Obamacare was passed by Congress seven years ago in the hope that it would provide affordable healthcare for even some of the poorest Americans. Unfortunately, the plan has backfired, and has left tens of millions either paying more for the same healthcare plan, or, sometimes, paying even contemptible prices for a worse plan.
This is apparent in the skyrocketing of premiums for Obamacare which, in some states, have surpassed 100 percent, and in the case of Alaska, have soared over 200 percent. The states that are feeling less pressure regarding this issue are some of the richest, including Massachusetts and New Hampshire.
Another big problem with Obamacare is that today, one-third of all counties in the U.S. have only a single insurer selling coverage. It is expected that by 2018, this number will have gone up to include over half of the counties in the country.
Economically speaking, this is bad for the consumer, as it leaves them with no choices and also leads to a virtual oligopoly, if not a monopoly in terms of healthcare, to a few providers.
U.S. President Donald Trump believes that in order for prices to fall, a key component of that must be an extension of the free market, which means that the American citizen will have more than one option in healthcare, keeping prices and private companies in check.
On his first day in office, Jan. 20, President Trump signed an executive order to ease the burden of Obamacare, in a first step towards fulfilling one of his campaign promises, namely, "Repeal and Replace."

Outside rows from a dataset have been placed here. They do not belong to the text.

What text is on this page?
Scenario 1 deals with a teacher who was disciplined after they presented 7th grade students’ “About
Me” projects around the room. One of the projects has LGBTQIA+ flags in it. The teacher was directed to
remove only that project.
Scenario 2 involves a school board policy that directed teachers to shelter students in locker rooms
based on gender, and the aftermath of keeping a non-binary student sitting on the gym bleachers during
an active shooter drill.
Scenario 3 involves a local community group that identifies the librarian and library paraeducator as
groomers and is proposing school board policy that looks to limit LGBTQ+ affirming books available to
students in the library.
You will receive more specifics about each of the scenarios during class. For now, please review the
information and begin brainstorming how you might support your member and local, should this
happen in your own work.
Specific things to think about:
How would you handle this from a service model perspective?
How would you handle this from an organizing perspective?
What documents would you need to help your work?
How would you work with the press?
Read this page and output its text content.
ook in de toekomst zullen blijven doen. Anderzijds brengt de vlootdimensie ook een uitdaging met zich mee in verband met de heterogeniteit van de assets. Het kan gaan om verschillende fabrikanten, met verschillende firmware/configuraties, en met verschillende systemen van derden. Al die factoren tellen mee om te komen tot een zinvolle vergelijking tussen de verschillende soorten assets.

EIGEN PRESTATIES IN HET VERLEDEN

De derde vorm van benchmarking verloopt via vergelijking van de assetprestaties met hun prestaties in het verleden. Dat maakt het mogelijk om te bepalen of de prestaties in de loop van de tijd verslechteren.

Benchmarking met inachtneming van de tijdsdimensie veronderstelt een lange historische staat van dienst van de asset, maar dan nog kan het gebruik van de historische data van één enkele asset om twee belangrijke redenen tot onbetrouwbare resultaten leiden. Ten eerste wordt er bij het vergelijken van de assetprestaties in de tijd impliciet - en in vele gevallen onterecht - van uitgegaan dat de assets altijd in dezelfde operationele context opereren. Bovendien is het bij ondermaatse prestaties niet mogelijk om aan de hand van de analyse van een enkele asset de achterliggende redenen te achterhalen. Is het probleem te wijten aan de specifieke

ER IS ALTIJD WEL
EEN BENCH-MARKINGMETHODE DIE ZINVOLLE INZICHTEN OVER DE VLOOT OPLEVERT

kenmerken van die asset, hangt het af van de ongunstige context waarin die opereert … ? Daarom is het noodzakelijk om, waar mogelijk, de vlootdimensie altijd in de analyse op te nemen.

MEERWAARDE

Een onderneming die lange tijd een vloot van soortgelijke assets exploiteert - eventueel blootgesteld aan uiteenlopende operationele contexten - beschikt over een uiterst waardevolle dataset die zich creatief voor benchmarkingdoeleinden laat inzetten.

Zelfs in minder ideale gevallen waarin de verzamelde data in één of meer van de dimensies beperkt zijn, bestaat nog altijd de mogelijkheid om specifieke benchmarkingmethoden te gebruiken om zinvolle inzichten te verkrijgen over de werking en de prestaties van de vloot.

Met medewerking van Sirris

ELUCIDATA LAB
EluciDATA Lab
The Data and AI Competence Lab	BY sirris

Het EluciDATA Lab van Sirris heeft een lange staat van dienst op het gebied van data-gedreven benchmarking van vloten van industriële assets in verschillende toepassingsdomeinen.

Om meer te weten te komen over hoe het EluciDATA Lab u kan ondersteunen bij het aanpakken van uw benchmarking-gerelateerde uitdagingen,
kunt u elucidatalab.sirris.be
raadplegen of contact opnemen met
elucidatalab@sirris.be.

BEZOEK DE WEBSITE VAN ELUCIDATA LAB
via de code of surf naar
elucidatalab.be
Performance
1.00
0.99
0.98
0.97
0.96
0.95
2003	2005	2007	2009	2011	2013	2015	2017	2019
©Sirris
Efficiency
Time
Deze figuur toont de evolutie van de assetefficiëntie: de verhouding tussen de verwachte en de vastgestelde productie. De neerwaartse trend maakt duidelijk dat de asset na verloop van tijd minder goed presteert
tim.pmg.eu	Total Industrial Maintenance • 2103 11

Since then, the Trump administration has attempted to pass legislation through Congress but failed to do so; due not only to Democratic opposition but also a handful of Republican naysayers, including Senator John McCain.
This is why the president decided to sign an executive order which will "provide millions of Americans with Obamacare relief."
"It directs the Department of Health and Human Services, the Treasury and the Department of Labor to take action to increase competition, increase choices and increase access to lower prices [and] higher quality healthcare options; and they will have so many options," President Trump said.
One of the most attractive parts of the executive order is the fact that, in the words of the president, it "will cost the U.S. government virtually nothing, and people will have great, great healthcare."
In terms of businesses, the executive orders aim to allow small businesses to form associations to buy "affordable and competitive health insurance," which means that business owners will have more flexibility in purchasing healthcare plans that their workers want.
Furthermore, Secretary of Labor Alexander Acosta has been instructed to expand these associations across state borders, so that companies may compete with each other from sea to shining sea.
It will also put small business owners on the same field with large corporations, ensuring that the latter does not hold any unfair advantages over the former.
"Insurance companies will be fighting to get every single person signed up," the president said, adding that this will mean lower prices for better plans.
"Today is only the beginning," the president concluded. "In the coming months, we plan to take new measures to provide our people with even more relief and more freedom; and, by the way, [regarding] another subject, that will include massive tax cuts."